I found Macrolepiota Procera in September of 2019. Unfortunately, 2020 was a drought year, so nothing showed. I live in North Dakota of the USA and found them north of Bismarck the capitol, and just west of the Missouri. West of the Missouri is semi-arrid country with sandy soil. Cacti grow here although they are small. I hope fungi will show this year. I am new to this, so how many should I pick/leave. Second, does it help to drop spores, or drop in a new area? Not many people pay attention to fungi or wild berries here. Undoubtedly in part because N.D. has excellent hunting and fishing opportunities. I also pick and make wild jams. Fifty years ago this was common but now it is uncommon to rare. The Bulberry or Buffaloberry makes a superb, unique jam; though I was amazed to read the oppinion to pass them by. The flavor is citrus like with a hint of tropical. Unbelievably, it is native to North Dakota which has no citrus and no tropical due to cold winters. Email: firstname.lastname@example.org.

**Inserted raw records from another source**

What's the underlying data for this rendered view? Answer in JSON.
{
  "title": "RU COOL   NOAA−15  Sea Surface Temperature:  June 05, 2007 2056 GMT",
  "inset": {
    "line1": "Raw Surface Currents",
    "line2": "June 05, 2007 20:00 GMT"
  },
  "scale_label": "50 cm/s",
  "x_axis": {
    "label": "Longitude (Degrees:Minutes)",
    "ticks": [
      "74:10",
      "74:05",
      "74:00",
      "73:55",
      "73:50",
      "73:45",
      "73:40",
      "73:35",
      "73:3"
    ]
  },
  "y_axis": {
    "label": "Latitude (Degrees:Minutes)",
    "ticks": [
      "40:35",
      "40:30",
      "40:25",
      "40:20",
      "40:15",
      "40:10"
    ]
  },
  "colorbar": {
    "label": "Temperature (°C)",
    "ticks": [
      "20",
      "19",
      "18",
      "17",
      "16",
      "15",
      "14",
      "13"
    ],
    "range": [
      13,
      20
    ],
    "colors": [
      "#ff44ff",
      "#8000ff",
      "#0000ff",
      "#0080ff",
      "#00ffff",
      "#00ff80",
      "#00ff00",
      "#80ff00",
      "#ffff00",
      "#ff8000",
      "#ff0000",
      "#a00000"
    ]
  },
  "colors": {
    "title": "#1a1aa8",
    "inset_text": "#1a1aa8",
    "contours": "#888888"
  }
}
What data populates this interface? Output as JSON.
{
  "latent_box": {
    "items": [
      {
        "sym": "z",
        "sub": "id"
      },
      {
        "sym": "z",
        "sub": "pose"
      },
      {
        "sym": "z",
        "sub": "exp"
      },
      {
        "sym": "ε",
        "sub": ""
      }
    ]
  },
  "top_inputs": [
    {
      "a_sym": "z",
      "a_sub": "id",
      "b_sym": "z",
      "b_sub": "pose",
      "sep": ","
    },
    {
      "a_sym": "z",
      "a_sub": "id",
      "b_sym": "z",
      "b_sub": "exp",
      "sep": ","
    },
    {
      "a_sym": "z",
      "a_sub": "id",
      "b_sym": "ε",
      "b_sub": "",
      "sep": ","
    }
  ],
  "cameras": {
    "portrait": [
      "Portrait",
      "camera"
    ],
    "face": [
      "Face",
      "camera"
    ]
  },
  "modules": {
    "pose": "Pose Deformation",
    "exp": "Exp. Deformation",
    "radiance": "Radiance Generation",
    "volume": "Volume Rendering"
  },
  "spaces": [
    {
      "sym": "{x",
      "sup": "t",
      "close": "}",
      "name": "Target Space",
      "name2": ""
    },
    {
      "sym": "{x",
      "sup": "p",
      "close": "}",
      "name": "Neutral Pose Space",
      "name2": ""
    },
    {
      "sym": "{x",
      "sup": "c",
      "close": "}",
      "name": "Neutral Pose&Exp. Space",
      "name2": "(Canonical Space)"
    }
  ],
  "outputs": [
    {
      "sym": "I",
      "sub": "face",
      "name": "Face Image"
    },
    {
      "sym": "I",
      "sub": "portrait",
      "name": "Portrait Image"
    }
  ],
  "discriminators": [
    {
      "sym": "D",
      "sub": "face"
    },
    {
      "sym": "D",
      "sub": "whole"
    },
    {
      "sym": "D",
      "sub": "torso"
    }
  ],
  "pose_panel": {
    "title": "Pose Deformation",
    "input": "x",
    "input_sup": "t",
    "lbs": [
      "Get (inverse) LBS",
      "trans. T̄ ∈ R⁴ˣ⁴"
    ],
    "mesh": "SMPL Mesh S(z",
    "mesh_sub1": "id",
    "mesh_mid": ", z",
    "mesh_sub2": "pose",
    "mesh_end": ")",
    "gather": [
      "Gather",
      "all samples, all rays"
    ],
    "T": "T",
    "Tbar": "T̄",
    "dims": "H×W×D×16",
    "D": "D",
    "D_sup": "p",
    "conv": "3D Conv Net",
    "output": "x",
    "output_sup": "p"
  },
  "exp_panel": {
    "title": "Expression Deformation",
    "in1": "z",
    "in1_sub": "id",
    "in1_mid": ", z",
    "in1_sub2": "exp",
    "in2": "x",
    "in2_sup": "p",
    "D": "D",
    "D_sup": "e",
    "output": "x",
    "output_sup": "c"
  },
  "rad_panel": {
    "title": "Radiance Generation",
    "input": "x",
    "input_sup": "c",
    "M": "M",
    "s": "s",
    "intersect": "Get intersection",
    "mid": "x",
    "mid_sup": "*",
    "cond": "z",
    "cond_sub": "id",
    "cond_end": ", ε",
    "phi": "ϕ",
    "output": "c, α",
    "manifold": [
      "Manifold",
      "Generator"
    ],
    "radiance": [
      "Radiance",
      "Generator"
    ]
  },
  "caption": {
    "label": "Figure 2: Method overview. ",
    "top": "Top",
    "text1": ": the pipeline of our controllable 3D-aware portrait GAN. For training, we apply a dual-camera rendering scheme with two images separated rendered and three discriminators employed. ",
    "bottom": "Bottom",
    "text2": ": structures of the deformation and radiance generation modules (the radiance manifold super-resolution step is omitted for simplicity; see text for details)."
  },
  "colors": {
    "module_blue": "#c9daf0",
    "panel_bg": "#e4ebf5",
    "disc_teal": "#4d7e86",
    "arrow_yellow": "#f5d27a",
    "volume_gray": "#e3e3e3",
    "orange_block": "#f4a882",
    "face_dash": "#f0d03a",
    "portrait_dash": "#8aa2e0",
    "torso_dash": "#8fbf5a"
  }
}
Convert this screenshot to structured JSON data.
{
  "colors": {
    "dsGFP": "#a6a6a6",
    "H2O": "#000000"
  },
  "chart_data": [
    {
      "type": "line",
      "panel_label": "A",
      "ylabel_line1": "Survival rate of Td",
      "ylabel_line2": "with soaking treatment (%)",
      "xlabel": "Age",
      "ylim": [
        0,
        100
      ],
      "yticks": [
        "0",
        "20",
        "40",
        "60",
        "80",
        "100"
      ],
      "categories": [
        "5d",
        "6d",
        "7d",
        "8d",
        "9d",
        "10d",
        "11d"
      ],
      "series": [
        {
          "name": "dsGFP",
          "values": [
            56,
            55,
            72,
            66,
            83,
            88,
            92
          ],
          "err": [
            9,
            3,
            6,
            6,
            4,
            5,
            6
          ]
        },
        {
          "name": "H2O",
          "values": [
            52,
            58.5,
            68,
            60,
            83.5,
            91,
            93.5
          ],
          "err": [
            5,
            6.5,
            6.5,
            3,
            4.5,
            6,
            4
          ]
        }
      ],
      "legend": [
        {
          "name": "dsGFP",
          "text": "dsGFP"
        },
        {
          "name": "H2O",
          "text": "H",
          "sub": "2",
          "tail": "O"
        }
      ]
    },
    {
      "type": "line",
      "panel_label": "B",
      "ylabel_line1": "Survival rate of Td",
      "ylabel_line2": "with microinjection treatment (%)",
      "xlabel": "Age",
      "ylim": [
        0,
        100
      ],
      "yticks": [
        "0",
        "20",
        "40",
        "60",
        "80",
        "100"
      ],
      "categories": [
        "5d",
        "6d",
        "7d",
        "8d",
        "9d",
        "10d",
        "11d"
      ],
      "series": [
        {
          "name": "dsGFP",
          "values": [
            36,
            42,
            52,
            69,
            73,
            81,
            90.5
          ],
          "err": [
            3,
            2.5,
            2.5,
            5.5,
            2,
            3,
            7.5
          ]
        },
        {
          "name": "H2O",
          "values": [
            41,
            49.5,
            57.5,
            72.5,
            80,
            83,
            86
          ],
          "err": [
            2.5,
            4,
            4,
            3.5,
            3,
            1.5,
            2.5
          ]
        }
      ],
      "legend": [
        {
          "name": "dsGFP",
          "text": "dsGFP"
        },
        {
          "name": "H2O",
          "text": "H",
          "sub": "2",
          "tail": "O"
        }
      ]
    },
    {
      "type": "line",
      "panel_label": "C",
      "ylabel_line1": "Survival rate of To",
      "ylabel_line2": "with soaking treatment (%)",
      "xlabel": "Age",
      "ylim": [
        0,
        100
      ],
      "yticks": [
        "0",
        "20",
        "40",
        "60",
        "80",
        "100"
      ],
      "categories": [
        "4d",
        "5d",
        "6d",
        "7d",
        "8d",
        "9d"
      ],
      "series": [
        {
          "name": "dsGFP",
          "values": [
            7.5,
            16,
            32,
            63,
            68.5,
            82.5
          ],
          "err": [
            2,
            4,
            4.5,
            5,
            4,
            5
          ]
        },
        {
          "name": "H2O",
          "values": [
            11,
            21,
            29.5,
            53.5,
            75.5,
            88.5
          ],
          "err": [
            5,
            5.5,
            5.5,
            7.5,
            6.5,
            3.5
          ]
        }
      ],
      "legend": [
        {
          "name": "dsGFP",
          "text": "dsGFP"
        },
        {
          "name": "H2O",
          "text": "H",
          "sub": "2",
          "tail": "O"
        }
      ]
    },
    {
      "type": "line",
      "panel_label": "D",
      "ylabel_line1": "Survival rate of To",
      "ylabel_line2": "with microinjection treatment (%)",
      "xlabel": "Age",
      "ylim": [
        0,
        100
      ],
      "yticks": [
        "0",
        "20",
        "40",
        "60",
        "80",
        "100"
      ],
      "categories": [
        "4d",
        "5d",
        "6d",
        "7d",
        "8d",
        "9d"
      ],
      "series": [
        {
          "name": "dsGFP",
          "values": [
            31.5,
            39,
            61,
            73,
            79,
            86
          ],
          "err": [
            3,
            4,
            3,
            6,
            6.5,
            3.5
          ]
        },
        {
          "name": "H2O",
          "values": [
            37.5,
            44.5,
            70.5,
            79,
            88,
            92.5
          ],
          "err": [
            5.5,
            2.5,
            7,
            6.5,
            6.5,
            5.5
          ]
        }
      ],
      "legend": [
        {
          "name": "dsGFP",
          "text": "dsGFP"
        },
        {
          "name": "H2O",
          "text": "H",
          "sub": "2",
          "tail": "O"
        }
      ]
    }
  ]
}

I just ate my first parasol mushrooms. I was already 90% sure they were parasol mushrooms when I picked them, then checked with all your info and was 98% sure. They tasted good, thank you for the back up!
We, that is my 5 year old son, Ben and I have found a fairy ring of parasol mushroom, 30 to 40 mushrooms in a 30 foot diameter ring. They fruited in August but the hot weather dried the caps up, 38 degrees and windy. They have started fruiting again now cooler and wetter in mid September. Location old sheep field in North Yorkshire
I ate two that looked liked parasols with a diameter of more than 12 cm with the distinctive pattern on the top and the movable skirt on the stipe. It had a bulbous base but I didn’t see the snake pattern on the stipe. They were creamy white and did not taste bitter at all so I don’t think they were shaggy parasols.